We still have quite a few extra lines in here due to the extra function call. Could we make it smaller?

We can start by moving some functions into the for loop of the code. For example, instead of calling putchar('\n') at the end of each iteration, we can just use for(; i++<15; puts("")) to achieve the same effect. Similarly, we can define v within the j loop, then explicitly calculate any changes to it in the putchar call itself. The result is somehow less readable, but it’s shorter code overall.

#include <stdio.h>
int m=0x8CEFF731;
char s[]=" *";   

int main(){
    int i=-1,j,v,k;
    for(;i++<16;putchar('\n')){
        for(j=-1, v=(i!=8)*m>>((i<8?i:16-i)*4), k=i>3&i<13; j++<16;){
            putchar(s[((k?0xF0|v:v<<4)&255|k<<8) >> (j>8?16-j:j)&1]);
        }
    }
}

You’ll notice that I defined and additional variable k to indicate when i is in the range where we should print a star in the center. This ends up saving a couple characters overall. We also only use m once now, so we can remove it and just use the value explicitly in the single place it appears.
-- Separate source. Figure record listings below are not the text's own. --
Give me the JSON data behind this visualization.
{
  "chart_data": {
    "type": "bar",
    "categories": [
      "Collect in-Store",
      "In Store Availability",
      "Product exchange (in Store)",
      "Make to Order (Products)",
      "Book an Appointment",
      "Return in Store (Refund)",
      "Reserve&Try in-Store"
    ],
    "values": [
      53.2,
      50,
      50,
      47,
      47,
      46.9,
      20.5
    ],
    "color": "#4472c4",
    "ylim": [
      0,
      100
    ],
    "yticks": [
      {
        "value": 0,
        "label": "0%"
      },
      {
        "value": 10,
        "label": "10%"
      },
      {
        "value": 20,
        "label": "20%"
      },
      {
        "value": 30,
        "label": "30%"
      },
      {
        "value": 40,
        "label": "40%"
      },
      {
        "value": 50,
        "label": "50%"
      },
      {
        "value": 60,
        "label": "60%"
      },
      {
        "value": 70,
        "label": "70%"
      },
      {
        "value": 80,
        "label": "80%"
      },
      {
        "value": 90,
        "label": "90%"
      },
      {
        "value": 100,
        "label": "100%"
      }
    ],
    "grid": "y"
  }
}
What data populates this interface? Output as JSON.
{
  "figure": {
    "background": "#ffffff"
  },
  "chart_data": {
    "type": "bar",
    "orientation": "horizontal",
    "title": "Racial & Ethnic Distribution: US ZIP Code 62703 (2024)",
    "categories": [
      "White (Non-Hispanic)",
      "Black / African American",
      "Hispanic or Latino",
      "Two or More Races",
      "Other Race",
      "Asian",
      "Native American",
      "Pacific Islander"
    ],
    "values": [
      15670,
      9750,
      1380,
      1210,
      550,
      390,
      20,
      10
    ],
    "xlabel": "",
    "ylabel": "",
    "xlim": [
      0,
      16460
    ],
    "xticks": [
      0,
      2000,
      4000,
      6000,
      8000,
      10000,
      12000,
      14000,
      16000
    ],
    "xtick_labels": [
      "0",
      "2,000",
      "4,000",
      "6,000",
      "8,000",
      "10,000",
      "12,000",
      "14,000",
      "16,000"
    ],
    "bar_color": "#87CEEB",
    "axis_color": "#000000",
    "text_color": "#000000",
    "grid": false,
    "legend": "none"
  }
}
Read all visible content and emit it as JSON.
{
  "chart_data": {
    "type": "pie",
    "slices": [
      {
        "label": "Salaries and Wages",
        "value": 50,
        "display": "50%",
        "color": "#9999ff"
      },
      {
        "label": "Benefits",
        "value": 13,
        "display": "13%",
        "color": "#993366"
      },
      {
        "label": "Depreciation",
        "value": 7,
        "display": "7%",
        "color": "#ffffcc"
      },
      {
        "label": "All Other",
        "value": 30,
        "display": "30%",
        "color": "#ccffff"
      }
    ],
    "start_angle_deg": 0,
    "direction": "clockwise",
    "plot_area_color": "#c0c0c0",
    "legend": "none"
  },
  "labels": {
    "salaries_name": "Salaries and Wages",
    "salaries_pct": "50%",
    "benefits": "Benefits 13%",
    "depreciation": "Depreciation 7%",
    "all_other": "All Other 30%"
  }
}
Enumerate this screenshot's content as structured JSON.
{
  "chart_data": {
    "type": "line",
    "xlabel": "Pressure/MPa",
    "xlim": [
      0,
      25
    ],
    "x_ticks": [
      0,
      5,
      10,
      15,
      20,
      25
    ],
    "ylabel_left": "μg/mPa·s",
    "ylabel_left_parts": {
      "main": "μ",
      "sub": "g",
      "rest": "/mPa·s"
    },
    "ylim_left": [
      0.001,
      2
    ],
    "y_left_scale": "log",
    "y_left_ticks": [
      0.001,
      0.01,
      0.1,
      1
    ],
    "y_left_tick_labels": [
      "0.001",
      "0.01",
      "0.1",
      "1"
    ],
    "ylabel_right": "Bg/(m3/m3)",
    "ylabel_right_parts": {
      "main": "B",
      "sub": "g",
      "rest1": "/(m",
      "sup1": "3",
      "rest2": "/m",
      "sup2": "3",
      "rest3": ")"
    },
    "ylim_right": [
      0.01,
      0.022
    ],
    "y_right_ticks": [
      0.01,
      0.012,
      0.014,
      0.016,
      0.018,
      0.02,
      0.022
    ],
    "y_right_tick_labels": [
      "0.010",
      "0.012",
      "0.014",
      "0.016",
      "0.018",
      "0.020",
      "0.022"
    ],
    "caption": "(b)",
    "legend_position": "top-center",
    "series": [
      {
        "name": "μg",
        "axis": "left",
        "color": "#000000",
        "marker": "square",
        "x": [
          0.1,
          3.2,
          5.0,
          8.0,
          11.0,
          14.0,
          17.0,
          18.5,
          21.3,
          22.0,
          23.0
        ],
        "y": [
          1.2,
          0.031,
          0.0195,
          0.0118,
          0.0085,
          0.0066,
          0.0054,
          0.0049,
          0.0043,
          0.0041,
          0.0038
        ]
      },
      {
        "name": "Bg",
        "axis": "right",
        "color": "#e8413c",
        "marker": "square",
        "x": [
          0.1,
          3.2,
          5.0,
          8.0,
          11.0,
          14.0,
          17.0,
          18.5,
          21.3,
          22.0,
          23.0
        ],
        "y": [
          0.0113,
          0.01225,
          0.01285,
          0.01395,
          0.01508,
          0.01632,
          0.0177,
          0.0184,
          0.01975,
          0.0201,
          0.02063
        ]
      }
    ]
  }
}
We can then remove all the brackets, spaces, and newlines to get a final character count of just 173 characters.

int main(){int i=-1,j,v,k;for(;i++<16;puts(""))for(j=-1,
v=(i!=8)*0x8CEFF731>>((i<8?i:16-i)*4),k=i>3&i<13;j++<16;)
putchar(" *"[((k?240|v:v<<4)&255|k<<8)>>(j>8?16-j:j)&1]);}

You can try it yourself here!

There are definitely better solutions out there (someone posted a C solution of just 143 characters), but I think this solution is good enough for me.